The main seat offers a lot of room for its occupant; I’d say it’s really meant for a person and a half (for context, two petite individuals could probably fit in there). There’s a massive pull-out table (it’s that visible compartment below the orchids in the flower vase) that’s quite impressive. Across the seat, you’ll find a smaller cushioned area that looks like it’s an extension of the footrest but can’t possible be since one’s legs can’t stretch that far. A flight attendant explained to me that it was really a seat in case a First Class passenger wanted to entertain (i.e. sit and chat) with someone else (presumably, another First Class passenger). I have seen that once the table is pulled out, this little guest chair does allow two people to a meal seated across each other. Now that little detail, in my opinion, is ingenious.
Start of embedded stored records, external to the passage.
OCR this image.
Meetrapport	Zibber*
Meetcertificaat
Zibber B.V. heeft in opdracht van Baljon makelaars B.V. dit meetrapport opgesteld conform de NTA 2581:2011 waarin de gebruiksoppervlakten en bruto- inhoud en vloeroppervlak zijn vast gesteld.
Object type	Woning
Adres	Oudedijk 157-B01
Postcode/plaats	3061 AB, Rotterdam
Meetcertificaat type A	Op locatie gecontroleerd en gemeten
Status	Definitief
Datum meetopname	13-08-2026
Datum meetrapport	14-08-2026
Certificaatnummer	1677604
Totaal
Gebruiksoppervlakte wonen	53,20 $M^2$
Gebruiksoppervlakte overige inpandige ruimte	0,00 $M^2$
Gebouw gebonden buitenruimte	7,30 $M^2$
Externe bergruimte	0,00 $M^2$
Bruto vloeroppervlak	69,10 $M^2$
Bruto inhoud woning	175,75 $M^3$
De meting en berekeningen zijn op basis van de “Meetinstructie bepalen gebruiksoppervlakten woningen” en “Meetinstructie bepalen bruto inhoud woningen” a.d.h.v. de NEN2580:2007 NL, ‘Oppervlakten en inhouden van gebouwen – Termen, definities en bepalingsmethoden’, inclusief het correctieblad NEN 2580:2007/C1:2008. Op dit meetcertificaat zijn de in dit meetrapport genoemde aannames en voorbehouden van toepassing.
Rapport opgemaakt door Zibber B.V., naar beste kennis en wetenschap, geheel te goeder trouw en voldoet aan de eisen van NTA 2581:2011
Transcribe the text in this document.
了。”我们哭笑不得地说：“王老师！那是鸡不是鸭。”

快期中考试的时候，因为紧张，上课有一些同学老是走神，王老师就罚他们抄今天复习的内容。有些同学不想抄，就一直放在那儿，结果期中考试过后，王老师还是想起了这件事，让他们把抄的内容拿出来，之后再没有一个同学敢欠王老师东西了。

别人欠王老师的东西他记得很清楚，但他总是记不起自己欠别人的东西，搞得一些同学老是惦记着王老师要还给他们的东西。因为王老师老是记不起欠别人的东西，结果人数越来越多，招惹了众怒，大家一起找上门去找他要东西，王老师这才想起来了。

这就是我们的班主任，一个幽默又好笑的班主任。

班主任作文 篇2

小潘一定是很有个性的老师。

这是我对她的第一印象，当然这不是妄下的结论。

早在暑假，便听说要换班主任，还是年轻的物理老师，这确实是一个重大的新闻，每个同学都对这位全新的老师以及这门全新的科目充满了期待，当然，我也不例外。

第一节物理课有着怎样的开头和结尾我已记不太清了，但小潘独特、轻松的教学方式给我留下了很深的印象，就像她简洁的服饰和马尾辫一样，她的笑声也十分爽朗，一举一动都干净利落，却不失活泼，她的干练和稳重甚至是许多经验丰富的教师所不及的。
Of to the side, there’s a pull-out flat LCD screen that’s much larger than the already impressive one available in Cubicle Class. The way its constructed, with a supporting arm that allows you to pull it out towards you at an angle, does feel rather flimsy and is probably the first thing the airline will improve upon for their next cabin iteration. Beneath the screen is a small locker for stowage since there aren’t any overhead or windowside compartment in which to keep one’s things.

The bottomline is that First Class on Cathay Pacific is truly impressive. Now if only I could find away to end up there more often: both times I ended up with an upgrade to First Class it was on the short leg of my travels, and the one time I was bumped up during the long haul it happened to be on a much older plane. We can’t always be lucky, but a guy can still hope.